Let’s take it in reverse.

We’ve concluded the “What do they mean?” section by understanding where they are coming from. There is no question that humans influence climate and that climate changes influence people. The timescales are slow though. Behaviour and policy may change quickly and suddenly, but the drivers towards such changes are slow - it takes an accumulation of weather to deliver climate and time for people to react to that accumulation, even if the eventual policy and behaviours might be driven by one last “climatic straw” event (the weather straw to the climate back).

With that in mind, for me, the adaptation problem for physical climate modelling is to develop storylines that describe the sorts of events that could occur, particularly where they are either the sort that could be come prevalent enough to be “climatic straws”, or are sufficiently catastrophic in their own right to generate mitigation and/or a priori adaptation (e.g. we buy fire insurance and install fire-escape windows despite the risk of a house fire being negligible for any one of us). (This paragraph is phrased in terms of “catastrophe”, but no matter how bad it gets, there will also be opportunities, and storylines should help tease out those too!)

  • The models we use for these problems do not need two-way interactions with human systems, on the timescales in play, human models will respond to the climate, but there will be no forcing of the climate system itself.

However, recognising that change will happen, and trying to decide both the scale of likely change, and what could or should be done about it - the mitigation problem requires a very different set of modelling tools. We have already seen the state of the art certainly allows humans to influence climate via scenarios, but how do we close that loop - how do we think climate change will influence policy and behaviour, and do we really believe we need to iterate round that loop inside running simulations? Most importantly, can we quantify the likelihood of a particular outcome for a particular intervention?

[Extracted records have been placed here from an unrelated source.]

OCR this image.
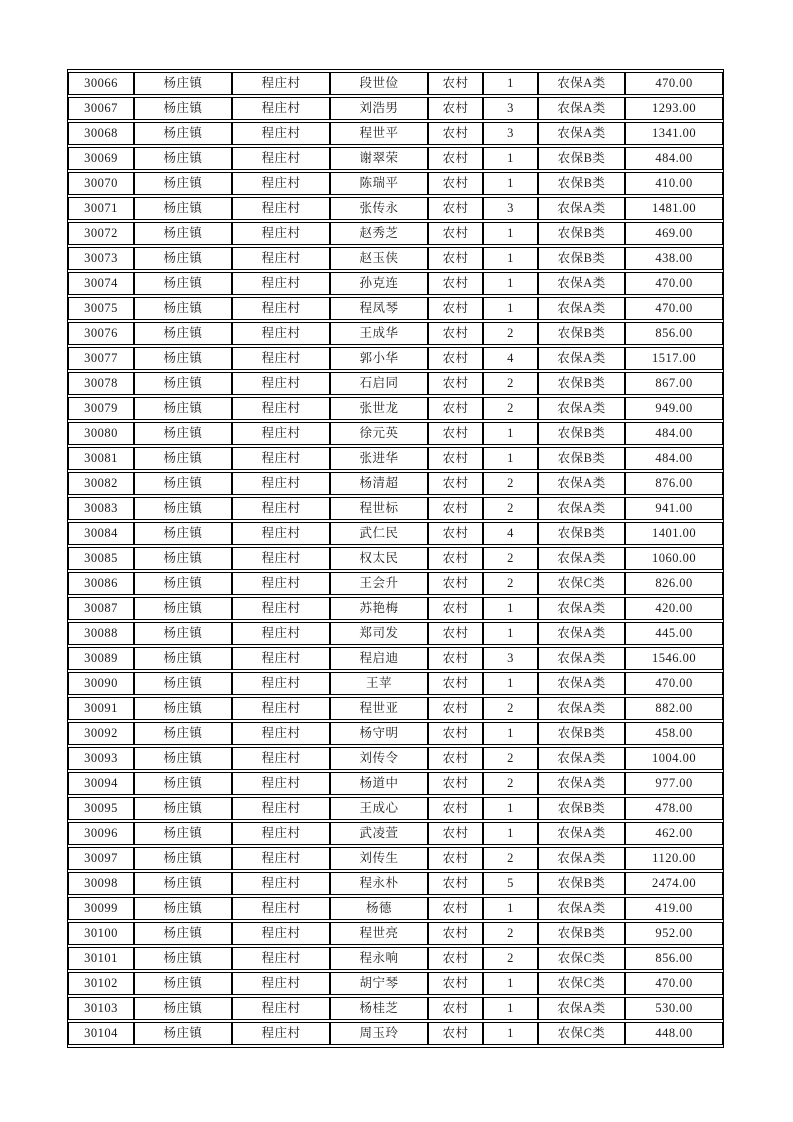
30066	杨庄镇	程庄村	段世俭	农村	1	农保A类	470.00
30067	杨庄镇	程庄村	刘浩男	农村	3	农保A类	1293.00
30068	杨庄镇	程庄村	程世平	农村	3	农保A类	1341.00
30069	杨庄镇	程庄村	谢翠荣	农村	1	农保B类	484.00
30070	杨庄镇	程庄村	陈瑞平	农村	1	农保B类	410.00
30071	杨庄镇	程庄村	张传永	农村	3	农保A类	1481.00
30072	杨庄镇	程庄村	赵秀芝	农村	1	农保B类	469.00
30073	杨庄镇	程庄村	赵玉侠	农村	1	农保B类	438.00
30074	杨庄镇	程庄村	孙克连	农村	1	农保A类	470.00
30075	杨庄镇	程庄村	程凤琴	农村	1	农保A类	470.00
30076	杨庄镇	程庄村	王成华	农村	2	农保B类	856.00
30077	杨庄镇	程庄村	郭小华	农村	4	农保A类	1517.00
30078	杨庄镇	程庄村	石启同	农村	2	农保B类	867.00
30079	杨庄镇	程庄村	张世龙	农村	2	农保A类	949.00
30080	杨庄镇	程庄村	徐元英	农村	1	农保B类	484.00
30081	杨庄镇	程庄村	张进华	农村	1	农保B类	484.00
30082	杨庄镇	程庄村	杨清超	农村	2	农保A类	876.00
30083	杨庄镇	程庄村	程世标	农村	2	农保A类	941.00
30084	杨庄镇	程庄村	武仁民	农村	4	农保B类	1401.00
30085	杨庄镇	程庄村	权太民	农村	2	农保A类	1060.00
30086	杨庄镇	程庄村	王会升	农村	2	农保C类	826.00
30087	杨庄镇	程庄村	苏艳梅	农村	1	农保A类	420.00
30088	杨庄镇	程庄村	郑司发	农村	1	农保A类	445.00
30089	杨庄镇	程庄村	程启迪	农村	3	农保A类	1546.00
30090	杨庄镇	程庄村	王苹	农村	1	农保A类	470.00
30091	杨庄镇	程庄村	程世亚	农村	2	农保A类	882.00
30092	杨庄镇	程庄村	杨守明	农村	1	农保B类	458.00
30093	杨庄镇	程庄村	刘传令	农村	2	农保A类	1004.00
30094	杨庄镇	程庄村	杨道中	农村	2	农保A类	977.00
30095	杨庄镇	程庄村	王成心	农村	1	农保B类	478.00
30096	杨庄镇	程庄村	武凌萱	农村	1	农保A类	462.00
30097	杨庄镇	程庄村	刘传生	农村	2	农保A类	1120.00
30098	杨庄镇	程庄村	程永朴	农村	5	农保B类	2474.00
30099	杨庄镇	程庄村	杨德	农村	1	农保A类	419.00
30100	杨庄镇	程庄村	程世亮	农村	2	农保B类	952.00
30101	杨庄镇	程庄村	程永响	农村	2	农保C类	856.00
30102	杨庄镇	程庄村	胡宁琴	农村	1	农保C类	470.00
30103	杨庄镇	程庄村	杨桂芝	农村	1	农保A类	530.00
30104	杨庄镇	程庄村	周玉玲	农村	1	农保C类	448.00
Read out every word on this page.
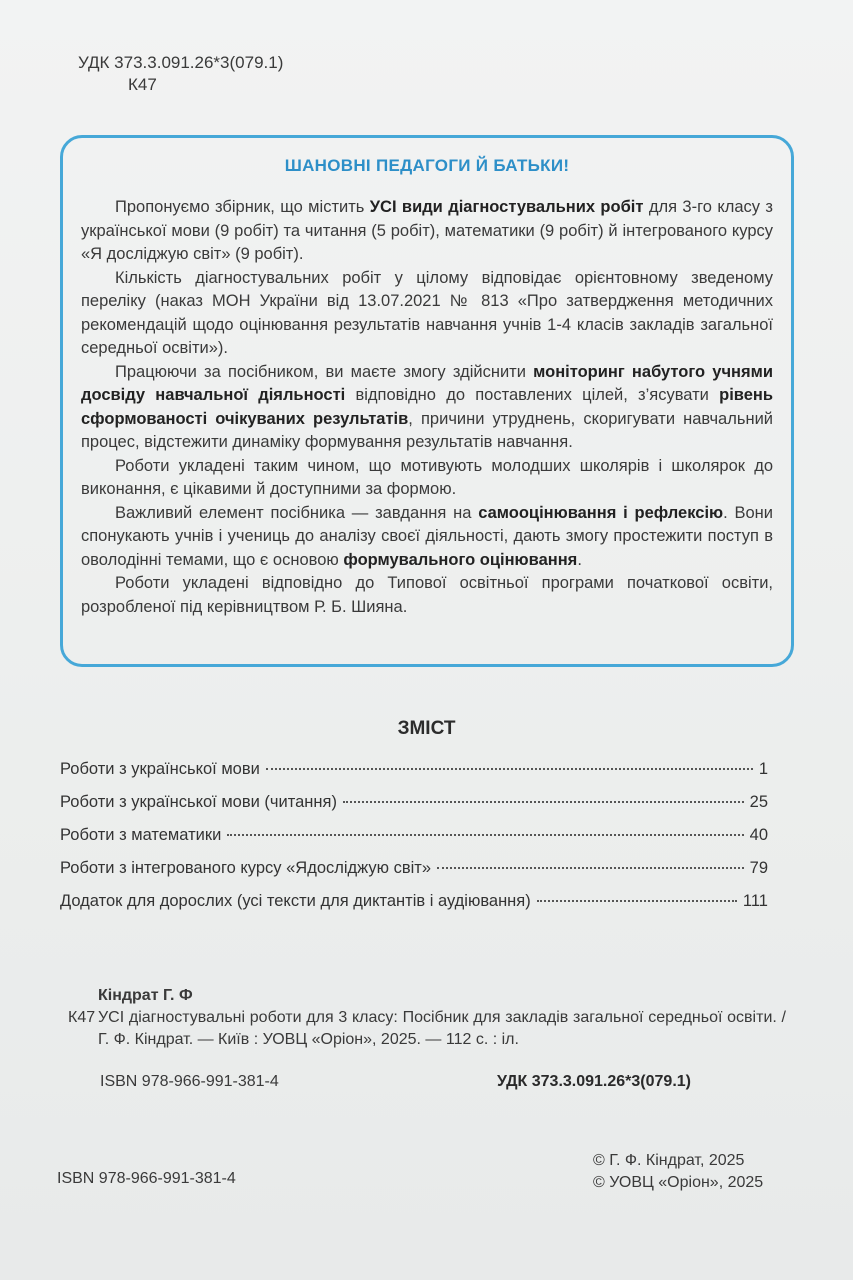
УДК 373.3.091.26*3(079.1)
К47
ШАНОВНІ ПЕДАГОГИ Й БАТЬКИ!

Пропонуємо збірник, що містить УСІ види діагностувальних робіт для 3-го класу з української мови (9 робіт) та читання (5 робіт), математики (9 робіт) й інтегрованого курсу «Я досліджую світ» (9 робіт).

Кількість діагностувальних робіт у цілому відповідає орієнтовному зведеному переліку (наказ МОН України від 13.07.2021 № 813 «Про затвердження методичних рекомендацій щодо оцінювання результатів навчання учнів 1-4 класів закладів загальної середньої освіти»).

Працюючи за посібником, ви маєте змогу здійснити моніторинг набутого учнями досвіду навчальної діяльності відповідно до поставлених цілей, з’ясувати рівень сформованості очікуваних результатів, причини утруднень, скоригувати навчальний процес, відстежити динаміку формування результатів навчання.

Роботи укладені таким чином, що мотивують молодших школярів і школярок до виконання, є цікавими й доступними за формою.

Важливий елемент посібника — завдання на самооцінювання і рефлексію. Вони спонукають учнів і учениць до аналізу своєї діяльності, дають змогу простежити поступ в оволодінні темами, що є основою формувального оцінювання.

Роботи укладені відповідно до Типової освітньої програми початкової освіти, розробленої під керівництвом Р. Б. Шияна.

ЗМІСТ
Роботи з української мови	1
Роботи з української мови (читання)	25
Роботи з математики	40
Роботи з інтегрованого курсу «Ядосліджую світ»	79
Додаток для дорослих (усі тексти для диктантів і аудіювання)	111
Кіндрат Г. Ф
К47 УСІ діагностувальні роботи для 3 класу: Посібник для закладів загальної середньої освіти. / Г. Ф. Кіндрат. — Київ : УОВЦ «Оріон», 2025. — 112 с. : іл.
ISBN 978-966-991-381-4	УДК 373.3.091.26*3(079.1)
ISBN 978-966-991-381-4
© Г. Ф. Кіндрат, 2025
© УОВЦ «Оріон», 2025
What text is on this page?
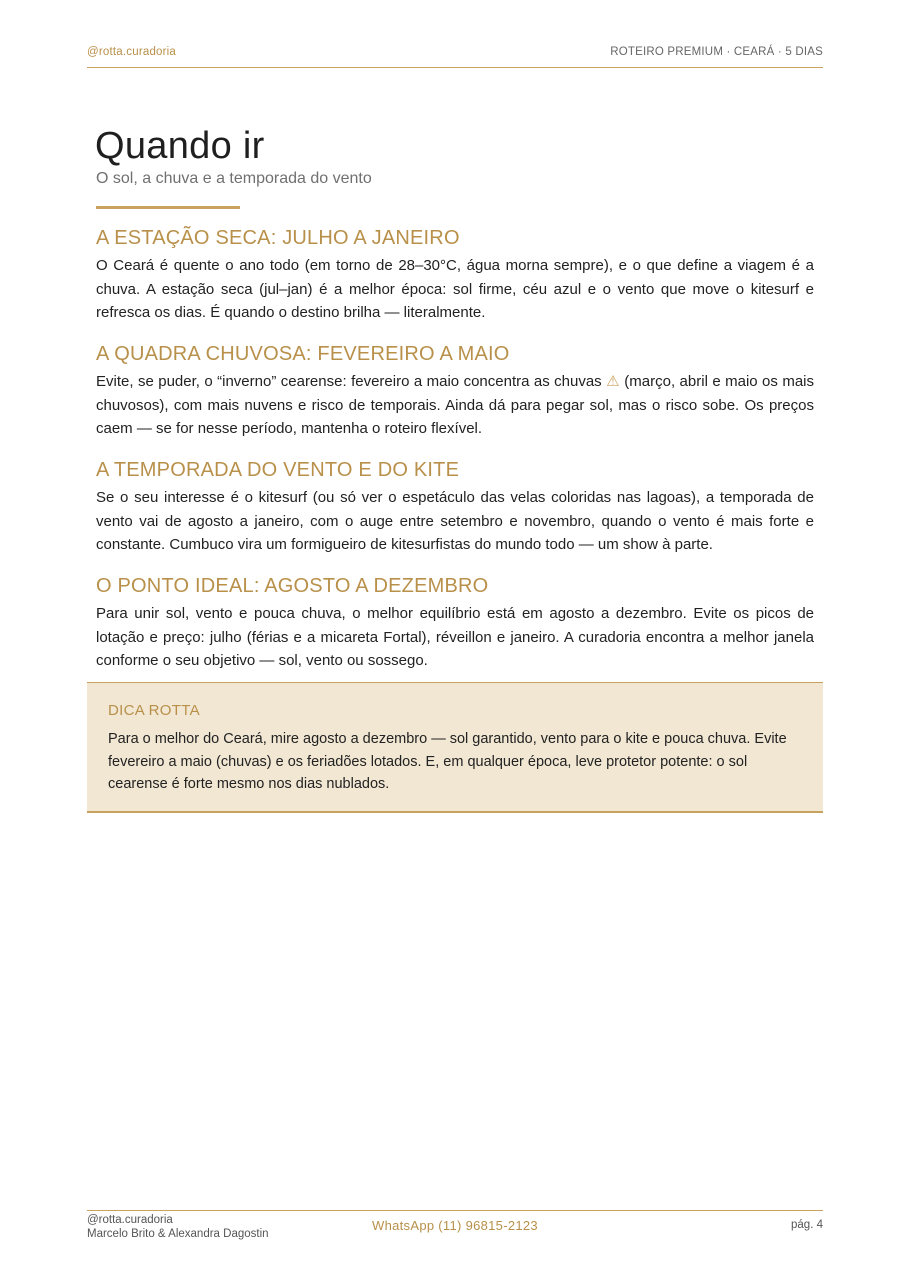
@rotta.curadoria	ROTEIRO PREMIUM · CEARÁ · 5 DIAS
Quando ir

O sol, a chuva e a temporada do vento

A ESTAÇÃO SECA: JULHO A JANEIRO

O Ceará é quente o ano todo (em torno de 28–30°C, água morna sempre), e o que define a viagem é a chuva. A estação seca (jul–jan) é a melhor época: sol firme, céu azul e o vento que move o kitesurf e refresca os dias. É quando o destino brilha — literalmente.

A QUADRA CHUVOSA: FEVEREIRO A MAIO

Evite, se puder, o “inverno” cearense: fevereiro a maio concentra as chuvas ⚠ (março, abril e maio os mais chuvosos), com mais nuvens e risco de temporais. Ainda dá para pegar sol, mas o risco sobe. Os preços caem — se for nesse período, mantenha o roteiro flexível.

A TEMPORADA DO VENTO E DO KITE

Se o seu interesse é o kitesurf (ou só ver o espetáculo das velas coloridas nas lagoas), a temporada de vento vai de agosto a janeiro, com o auge entre setembro e novembro, quando o vento é mais forte e constante. Cumbuco vira um formigueiro de kitesurfistas do mundo todo — um show à parte.

O PONTO IDEAL: AGOSTO A DEZEMBRO

Para unir sol, vento e pouca chuva, o melhor equilíbrio está em agosto a dezembro. Evite os picos de lotação e preço: julho (férias e a micareta Fortal), réveillon e janeiro. A curadoria encontra a melhor janela conforme o seu objetivo — sol, vento ou sossego.

DICA ROTTA

Para o melhor do Ceará, mire agosto a dezembro — sol garantido, vento para o kite e pouca chuva. Evite fevereiro a maio (chuvas) e os feriadões lotados. E, em qualquer época, leve protetor potente: o sol cearense é forte mesmo nos dias nublados.

@rotta.curadoria
Marcelo Brito & Alexandra Dagostin
WhatsApp (11) 96815-2123	pág. 4
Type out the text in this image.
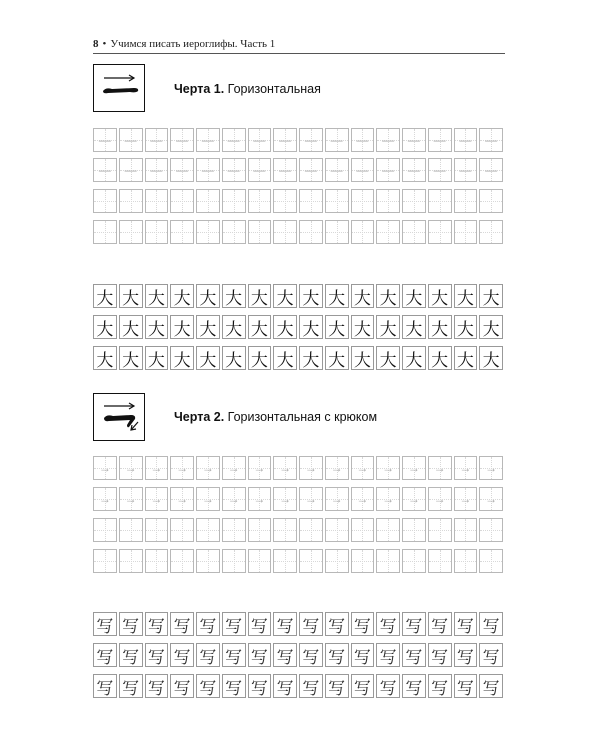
8 • Учимся писать иероглифы. Часть 1
Черта 1. Горизонтальная
—	—	—	—	—	—	—	—	—	—	—	—	—	—	—	—
—	—	—	—	—	—	—	—	—	—	—	—	—	—	—	—
大 大 大 大 大 大 大 大 大 大 大 大 大 大 大 大
大 大 大 大 大 大 大 大 大 大 大 大 大 大 大 大
大 大 大 大 大 大 大 大 大 大 大 大 大 大 大 大
Черта 2. Горизонтальная с крюком
→	→	→	→	→	→	→	→	→	→	→	→	→	→	→	→
→	→	→	→	→	→	→	→	→	→	→	→	→	→	→	→
写 写 写 写 写 写 写 写 写 写 写 写 写 写 写 写
写 写 写 写 写 写 写 写 写 写 写 写 写 写 写 写
写 写 写 写 写 写 写 写 写 写 写 写 写 写 写 写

  • My take on this is that we do not need to have interacting humans inside running simulations which have realistic and detailed representation of the physical climate - not only do we not have good mathematical models of the relevant human behaviour, we do not have the computational power to do the vast amount of parameter spanning across human behaviours with detailed climate as well. In my opinion this would not be an appropriate computational framework in the sense of Palmer and Smith, the balance of complexity between the human system and the climate system representations would be inappropriate (using the language of Calvin and Bond-Lamberty).

There are of course other models, particularly IAMs, which can be considered as climate models if the problem at hand is the interaction of humans and climate. Increasing the coupling of human behaviour on the climate system of those models may make a lot more sense - but of course these are models which have human interactions in them already, so what Beckage et al are really asking for is “more complete representations of human interactions” in “some classes of (fast) climate models”. If more realistic climate was necessary, then one might consider EMICs, but going to a full ESM? Not a good use of time and energy in the near future!

Blame Oliver Bothe for this if you have read this far. He invited us to discuss!

(Updated 29/10/2020: I had inadvertently linked the same Thorton figure twice. Fixed.)